RESEARCH & RESOURCES

Companies Maximize Enterprise Resource Planning by Integrating Business Intelligence, Aberdeen Report Finds

A new report from Aberdeen Group shows the strong synergy that integrating ERP and BI systems can bring.

The need to trim costs in these uncertain economic times is, in part, driving the adoption of enterprise resource planning (ERP) strategies. From managing financials and human resources to capital and inventory, ERP's value has been tied to standardized business processes as well as information centralization.

The problem: ERP collects a mountain of data that often goes unanalyzed. To get the most from ERP, a new study from Aberdeen Group suggests integrating business intelligence into ERP deployments. As the report notes, "ERP investments can be increased dramatically through analysis of the consolidated data captured within and around the ERP system."

Aberdeen's study of 990 people looked at how companies achieved best-in-class performance by combining ERP and BI efforts. David Hatch and Cindy Jutras, co-authors of the Aberdeen study, used five key performance criteria to identify Best-in-Class companies value derived from combining ERP and BI. Such companies enjoyed:

  • Operating costs reduced by 17 percent
  • Administrative costs dropped by18 percent
  • Staff reduction (12 full-time employee positions were eliminated or employees were deployed elsewhere)
  • Closing monthly financials in less time (reduced to 3.7 days)

In contrast, for example, Industry Average companies cut operating costs by just 7 percent; Laggards actually saw their operating costs increase by 2 percent.

The analysts note how "Over the past three years, Aberdeen has watched as the need to reduce costs bubbled to the top as the primary business driver behind ERP strategies. Together with growth and customer service, these three [drivers] have dominated the pressures driving ERP implementation strategies." ERP, they point out, "is often viewed as a necessary infrastructure."

To bring "order to the potential chaos, perhaps the most significant of the extensions to ERP is business intelligence (BI). Think of it as a layer on top of or embedded within ERP and other applications which wind up being giant repositories of data."

Hatch and Jutras warn enterprises not to think of BI and ERP as separate initiatives. In fact, ERP and BI projects have similar goals: "The top requirement of a BI deployment … coincides with the need to extract additional value from the relevant business data which is inherent to an ERP implementation. Improving the speed of access to this data is the key to transparency, visibility, and informed decision-making."

What were the secrets of Best-in-Class companies in achieving their exceptional results? The report notes that to reduce costs and provide transparency through speed of access to business data, best-in-class companies "provide visibility across functions and departments pervasively across the enterprise, standardize business processes, and streamline and accelerate business processes." Best-in-Class enterprises:

  • Provide decision-makers the ability to drill down from summary data to transactions that form the fiscal and operational audit trail; 67 percent of Best-in-Class companies provide drill-down into fiscal and operational audit trails versus just 38% for Laggards
  • Offer real-time visibility of all processes from quote to cash
  • Use ROI estimates to justify ERP projects; ROI is designed to measure business value and measurement doesn't stop after they have been achieved.
  • Integrate business intelligence with other enterprise applications
  • Provide self-service BI capabilities to stakeholders (so users are able to work with BI systems with a minimum of IT help)
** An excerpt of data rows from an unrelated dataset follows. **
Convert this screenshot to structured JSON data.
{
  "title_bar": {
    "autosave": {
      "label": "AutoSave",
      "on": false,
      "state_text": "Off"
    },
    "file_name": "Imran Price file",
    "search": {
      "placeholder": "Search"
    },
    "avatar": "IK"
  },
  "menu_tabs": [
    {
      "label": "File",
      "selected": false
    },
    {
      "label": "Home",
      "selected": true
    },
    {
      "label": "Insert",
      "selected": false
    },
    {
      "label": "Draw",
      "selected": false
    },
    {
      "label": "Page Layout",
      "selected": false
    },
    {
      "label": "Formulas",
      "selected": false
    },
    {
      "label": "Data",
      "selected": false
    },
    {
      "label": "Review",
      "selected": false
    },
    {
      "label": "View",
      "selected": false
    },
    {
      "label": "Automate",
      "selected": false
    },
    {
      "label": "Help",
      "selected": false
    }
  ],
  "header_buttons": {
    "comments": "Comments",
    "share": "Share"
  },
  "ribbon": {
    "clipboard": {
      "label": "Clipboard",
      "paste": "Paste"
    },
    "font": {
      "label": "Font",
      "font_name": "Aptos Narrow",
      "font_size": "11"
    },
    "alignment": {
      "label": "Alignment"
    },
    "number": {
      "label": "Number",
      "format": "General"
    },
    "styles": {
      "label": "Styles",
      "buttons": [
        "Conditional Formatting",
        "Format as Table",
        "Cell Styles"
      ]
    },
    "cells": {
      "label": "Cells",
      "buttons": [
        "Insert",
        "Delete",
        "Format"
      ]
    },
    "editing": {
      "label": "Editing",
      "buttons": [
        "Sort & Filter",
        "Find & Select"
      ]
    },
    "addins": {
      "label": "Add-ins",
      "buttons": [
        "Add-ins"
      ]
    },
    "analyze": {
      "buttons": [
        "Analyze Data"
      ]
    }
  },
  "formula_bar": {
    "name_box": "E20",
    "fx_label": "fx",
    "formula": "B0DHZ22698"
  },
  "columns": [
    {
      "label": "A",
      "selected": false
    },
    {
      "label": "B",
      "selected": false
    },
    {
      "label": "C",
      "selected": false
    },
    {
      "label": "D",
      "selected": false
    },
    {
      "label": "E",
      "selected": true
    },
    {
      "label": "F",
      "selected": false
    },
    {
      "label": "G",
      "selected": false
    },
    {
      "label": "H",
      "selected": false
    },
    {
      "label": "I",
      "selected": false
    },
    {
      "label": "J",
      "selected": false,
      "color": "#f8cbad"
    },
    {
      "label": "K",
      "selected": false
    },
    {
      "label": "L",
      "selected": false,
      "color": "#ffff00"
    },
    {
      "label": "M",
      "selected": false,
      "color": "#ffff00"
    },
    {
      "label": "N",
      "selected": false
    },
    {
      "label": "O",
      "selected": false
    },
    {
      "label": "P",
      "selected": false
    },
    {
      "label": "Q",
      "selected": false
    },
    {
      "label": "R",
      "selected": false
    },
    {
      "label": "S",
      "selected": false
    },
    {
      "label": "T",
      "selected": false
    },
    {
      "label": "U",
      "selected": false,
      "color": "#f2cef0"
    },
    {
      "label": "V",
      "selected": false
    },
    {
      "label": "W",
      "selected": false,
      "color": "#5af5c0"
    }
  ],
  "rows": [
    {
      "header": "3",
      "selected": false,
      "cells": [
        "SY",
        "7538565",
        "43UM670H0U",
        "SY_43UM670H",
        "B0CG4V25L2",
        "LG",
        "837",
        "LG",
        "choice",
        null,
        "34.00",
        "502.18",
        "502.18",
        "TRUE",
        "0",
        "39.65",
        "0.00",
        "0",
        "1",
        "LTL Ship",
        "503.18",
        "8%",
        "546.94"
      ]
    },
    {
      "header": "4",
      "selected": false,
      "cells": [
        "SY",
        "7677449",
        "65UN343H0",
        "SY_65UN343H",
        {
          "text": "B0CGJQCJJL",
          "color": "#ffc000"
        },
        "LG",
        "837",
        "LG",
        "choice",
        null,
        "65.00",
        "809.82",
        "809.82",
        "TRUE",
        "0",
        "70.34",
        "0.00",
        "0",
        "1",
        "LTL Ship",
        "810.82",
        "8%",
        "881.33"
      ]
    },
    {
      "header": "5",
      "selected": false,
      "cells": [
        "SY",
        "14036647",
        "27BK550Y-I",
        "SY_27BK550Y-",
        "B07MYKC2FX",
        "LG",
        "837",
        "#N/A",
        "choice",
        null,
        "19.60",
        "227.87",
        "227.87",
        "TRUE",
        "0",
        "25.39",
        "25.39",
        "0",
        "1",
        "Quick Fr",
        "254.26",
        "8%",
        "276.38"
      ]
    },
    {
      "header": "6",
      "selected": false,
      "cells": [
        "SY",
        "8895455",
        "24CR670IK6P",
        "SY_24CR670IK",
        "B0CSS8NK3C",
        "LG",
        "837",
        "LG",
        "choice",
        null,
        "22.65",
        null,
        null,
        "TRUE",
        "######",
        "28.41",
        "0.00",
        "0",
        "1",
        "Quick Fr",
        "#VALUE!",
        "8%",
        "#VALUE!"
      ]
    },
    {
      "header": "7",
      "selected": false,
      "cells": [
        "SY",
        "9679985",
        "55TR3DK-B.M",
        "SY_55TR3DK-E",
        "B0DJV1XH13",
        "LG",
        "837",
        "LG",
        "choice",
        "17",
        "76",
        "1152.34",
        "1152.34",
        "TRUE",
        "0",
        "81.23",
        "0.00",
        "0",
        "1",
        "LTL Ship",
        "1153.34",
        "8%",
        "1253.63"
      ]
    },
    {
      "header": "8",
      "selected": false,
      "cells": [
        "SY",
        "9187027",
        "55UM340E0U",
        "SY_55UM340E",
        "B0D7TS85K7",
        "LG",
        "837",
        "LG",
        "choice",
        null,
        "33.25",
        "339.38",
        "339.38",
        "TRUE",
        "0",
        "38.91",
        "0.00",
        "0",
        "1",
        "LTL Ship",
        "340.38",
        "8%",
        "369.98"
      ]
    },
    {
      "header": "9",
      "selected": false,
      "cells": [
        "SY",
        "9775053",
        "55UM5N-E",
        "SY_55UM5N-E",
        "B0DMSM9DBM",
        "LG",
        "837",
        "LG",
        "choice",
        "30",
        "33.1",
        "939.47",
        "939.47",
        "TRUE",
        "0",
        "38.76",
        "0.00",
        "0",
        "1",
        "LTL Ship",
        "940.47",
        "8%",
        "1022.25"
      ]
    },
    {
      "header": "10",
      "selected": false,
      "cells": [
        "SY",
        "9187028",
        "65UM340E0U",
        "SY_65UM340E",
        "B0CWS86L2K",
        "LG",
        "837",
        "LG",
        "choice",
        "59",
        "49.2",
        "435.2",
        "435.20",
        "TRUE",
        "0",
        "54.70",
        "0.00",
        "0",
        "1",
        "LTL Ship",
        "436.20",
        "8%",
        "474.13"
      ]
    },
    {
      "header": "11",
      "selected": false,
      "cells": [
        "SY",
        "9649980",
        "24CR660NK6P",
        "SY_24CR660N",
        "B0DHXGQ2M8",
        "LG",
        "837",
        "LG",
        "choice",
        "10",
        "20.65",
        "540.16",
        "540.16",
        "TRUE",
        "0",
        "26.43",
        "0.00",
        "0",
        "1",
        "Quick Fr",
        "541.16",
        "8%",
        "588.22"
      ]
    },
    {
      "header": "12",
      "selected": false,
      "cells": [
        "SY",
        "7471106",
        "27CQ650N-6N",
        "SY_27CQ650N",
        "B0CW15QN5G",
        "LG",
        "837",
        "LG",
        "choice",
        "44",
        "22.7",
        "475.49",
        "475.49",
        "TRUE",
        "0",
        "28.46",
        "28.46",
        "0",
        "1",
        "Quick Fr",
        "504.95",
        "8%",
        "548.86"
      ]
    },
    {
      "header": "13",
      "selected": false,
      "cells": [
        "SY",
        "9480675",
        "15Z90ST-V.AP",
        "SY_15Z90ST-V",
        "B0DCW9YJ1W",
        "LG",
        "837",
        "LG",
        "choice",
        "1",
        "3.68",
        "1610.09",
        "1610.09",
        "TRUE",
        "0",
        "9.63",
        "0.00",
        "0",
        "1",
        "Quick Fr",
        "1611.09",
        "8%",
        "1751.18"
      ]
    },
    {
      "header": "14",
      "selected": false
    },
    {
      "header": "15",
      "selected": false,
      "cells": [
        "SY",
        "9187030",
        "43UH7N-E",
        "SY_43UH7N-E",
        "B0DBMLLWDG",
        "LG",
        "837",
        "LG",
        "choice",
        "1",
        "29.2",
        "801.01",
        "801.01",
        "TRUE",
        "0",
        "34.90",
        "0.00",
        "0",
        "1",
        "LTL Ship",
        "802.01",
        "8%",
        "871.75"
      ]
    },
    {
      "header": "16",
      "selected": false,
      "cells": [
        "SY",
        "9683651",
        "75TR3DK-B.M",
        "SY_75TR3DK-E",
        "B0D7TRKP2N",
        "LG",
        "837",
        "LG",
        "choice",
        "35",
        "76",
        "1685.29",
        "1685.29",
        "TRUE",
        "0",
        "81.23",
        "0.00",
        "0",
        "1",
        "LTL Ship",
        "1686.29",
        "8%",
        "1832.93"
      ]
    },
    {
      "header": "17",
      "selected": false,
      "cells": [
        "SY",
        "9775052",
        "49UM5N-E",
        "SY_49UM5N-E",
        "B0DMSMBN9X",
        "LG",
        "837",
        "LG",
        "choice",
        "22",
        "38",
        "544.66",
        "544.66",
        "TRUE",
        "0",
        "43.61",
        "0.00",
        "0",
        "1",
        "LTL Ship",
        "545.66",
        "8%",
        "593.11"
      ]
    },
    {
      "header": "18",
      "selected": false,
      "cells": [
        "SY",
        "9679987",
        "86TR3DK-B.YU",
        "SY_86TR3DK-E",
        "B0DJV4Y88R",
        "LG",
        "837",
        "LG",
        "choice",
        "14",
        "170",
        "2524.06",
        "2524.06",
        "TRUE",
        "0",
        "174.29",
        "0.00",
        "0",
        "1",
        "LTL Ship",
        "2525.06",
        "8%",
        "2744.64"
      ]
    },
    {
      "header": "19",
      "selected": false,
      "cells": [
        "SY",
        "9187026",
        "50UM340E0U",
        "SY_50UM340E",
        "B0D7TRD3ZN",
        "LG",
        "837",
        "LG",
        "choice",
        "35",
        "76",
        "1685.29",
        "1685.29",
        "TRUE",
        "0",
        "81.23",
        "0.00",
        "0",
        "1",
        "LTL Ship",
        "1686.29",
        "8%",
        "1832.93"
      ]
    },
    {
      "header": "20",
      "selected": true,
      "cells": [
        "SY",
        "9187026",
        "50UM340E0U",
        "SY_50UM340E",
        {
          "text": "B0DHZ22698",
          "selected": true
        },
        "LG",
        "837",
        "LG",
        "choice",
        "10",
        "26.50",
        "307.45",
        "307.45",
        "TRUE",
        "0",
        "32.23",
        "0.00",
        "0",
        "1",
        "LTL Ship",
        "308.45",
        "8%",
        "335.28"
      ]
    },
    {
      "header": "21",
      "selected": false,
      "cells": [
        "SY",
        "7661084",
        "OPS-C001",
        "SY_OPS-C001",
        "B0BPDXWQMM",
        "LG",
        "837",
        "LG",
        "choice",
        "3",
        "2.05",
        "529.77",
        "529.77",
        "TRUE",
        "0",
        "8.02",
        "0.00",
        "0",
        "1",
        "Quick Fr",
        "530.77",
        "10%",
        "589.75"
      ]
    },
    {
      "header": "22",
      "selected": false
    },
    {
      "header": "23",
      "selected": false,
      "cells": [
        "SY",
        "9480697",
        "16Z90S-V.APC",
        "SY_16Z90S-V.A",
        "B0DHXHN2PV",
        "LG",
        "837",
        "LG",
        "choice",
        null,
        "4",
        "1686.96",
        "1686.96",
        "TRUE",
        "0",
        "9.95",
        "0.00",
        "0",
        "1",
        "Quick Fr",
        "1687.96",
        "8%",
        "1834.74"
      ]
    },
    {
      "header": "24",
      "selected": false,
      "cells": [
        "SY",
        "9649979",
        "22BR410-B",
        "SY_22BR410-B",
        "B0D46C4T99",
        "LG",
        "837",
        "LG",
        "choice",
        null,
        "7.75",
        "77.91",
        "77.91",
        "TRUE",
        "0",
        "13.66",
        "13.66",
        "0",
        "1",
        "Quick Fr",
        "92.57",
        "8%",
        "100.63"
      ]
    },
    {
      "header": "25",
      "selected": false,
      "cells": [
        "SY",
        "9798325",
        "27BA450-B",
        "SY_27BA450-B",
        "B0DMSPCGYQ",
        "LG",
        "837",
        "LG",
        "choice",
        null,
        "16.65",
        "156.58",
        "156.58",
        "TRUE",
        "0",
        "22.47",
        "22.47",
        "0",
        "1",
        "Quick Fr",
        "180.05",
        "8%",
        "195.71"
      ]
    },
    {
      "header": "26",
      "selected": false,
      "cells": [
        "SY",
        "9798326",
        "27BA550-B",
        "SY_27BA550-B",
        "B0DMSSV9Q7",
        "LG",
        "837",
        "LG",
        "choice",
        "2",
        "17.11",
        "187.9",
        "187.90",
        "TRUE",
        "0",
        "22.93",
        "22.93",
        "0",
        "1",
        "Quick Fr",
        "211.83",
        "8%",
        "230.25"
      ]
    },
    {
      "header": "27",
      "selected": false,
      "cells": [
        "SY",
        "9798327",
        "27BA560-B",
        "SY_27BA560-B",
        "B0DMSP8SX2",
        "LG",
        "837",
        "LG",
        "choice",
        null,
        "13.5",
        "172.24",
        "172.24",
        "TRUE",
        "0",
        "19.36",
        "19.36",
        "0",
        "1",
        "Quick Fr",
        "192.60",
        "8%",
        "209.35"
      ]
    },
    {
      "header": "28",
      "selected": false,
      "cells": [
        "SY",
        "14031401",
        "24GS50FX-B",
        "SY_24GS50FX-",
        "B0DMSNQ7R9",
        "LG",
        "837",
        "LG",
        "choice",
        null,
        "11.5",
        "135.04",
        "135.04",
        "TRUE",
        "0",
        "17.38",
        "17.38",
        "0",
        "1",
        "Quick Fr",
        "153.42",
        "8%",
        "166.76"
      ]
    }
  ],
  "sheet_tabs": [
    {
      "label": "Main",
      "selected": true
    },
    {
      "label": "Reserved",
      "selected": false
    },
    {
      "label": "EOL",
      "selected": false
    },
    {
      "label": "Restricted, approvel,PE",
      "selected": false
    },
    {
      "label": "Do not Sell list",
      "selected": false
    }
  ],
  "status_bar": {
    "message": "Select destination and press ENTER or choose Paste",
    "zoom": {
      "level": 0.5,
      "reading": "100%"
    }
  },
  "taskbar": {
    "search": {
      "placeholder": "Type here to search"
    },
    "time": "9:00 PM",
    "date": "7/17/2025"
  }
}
"Companies that implement ERP solutions have two basic options when it comes to integrating BI capabilities", states Hatch. "Our research has found that top performing companies are embedding BI within ERP solutions rather than deploying BI applications as separate implementations that 'sit on top' of ERP systems." Additional behaviors contribute to how Best-in-Class enterprises distinguish themselves. For example, they were more likely to standardize implementation of ERP across a potentially distributed enterprise (68 percent versus just 46 percent for Laggards). Best-in-Class companies have learned to maximize their use of ERP by using features familiar to them from their BI systems; they are more likely to use their ERP system to notify users in real time of exceptions occur (53 percent compared to just 33 percent of Average companies).

Based on its study, Aberdeen says its analysis of "Best-in-Class companies shows that a combination of capabilities are necessary to derive the most value from integrating and deploying BI within an ERP environment."

The behavior of Best-in-Class companies is clearly paying off. Such companies "are achieving 100 percent (or greater) ROI faster than their peers, reaching this milestone on average within the first six months as opposed to timeframes that start at a year and go well beyond two years for Average and Laggard companies."

The study advises all companies to take "an integrated approach to ERP and BI. Whether BI tools are currently embedded within your ERP solution, tightly integrated, bolted on after-the-fact, or non-existent, don't treat ERP and BI as separate projects. Take the approach of using BI as a means to extract enhanced value from data within ERP (as well as other enterprise applications)."

Hatch and Jutras point out that "ERP can transform data into information but BI tools are required to complete the transformation from information to intelligence."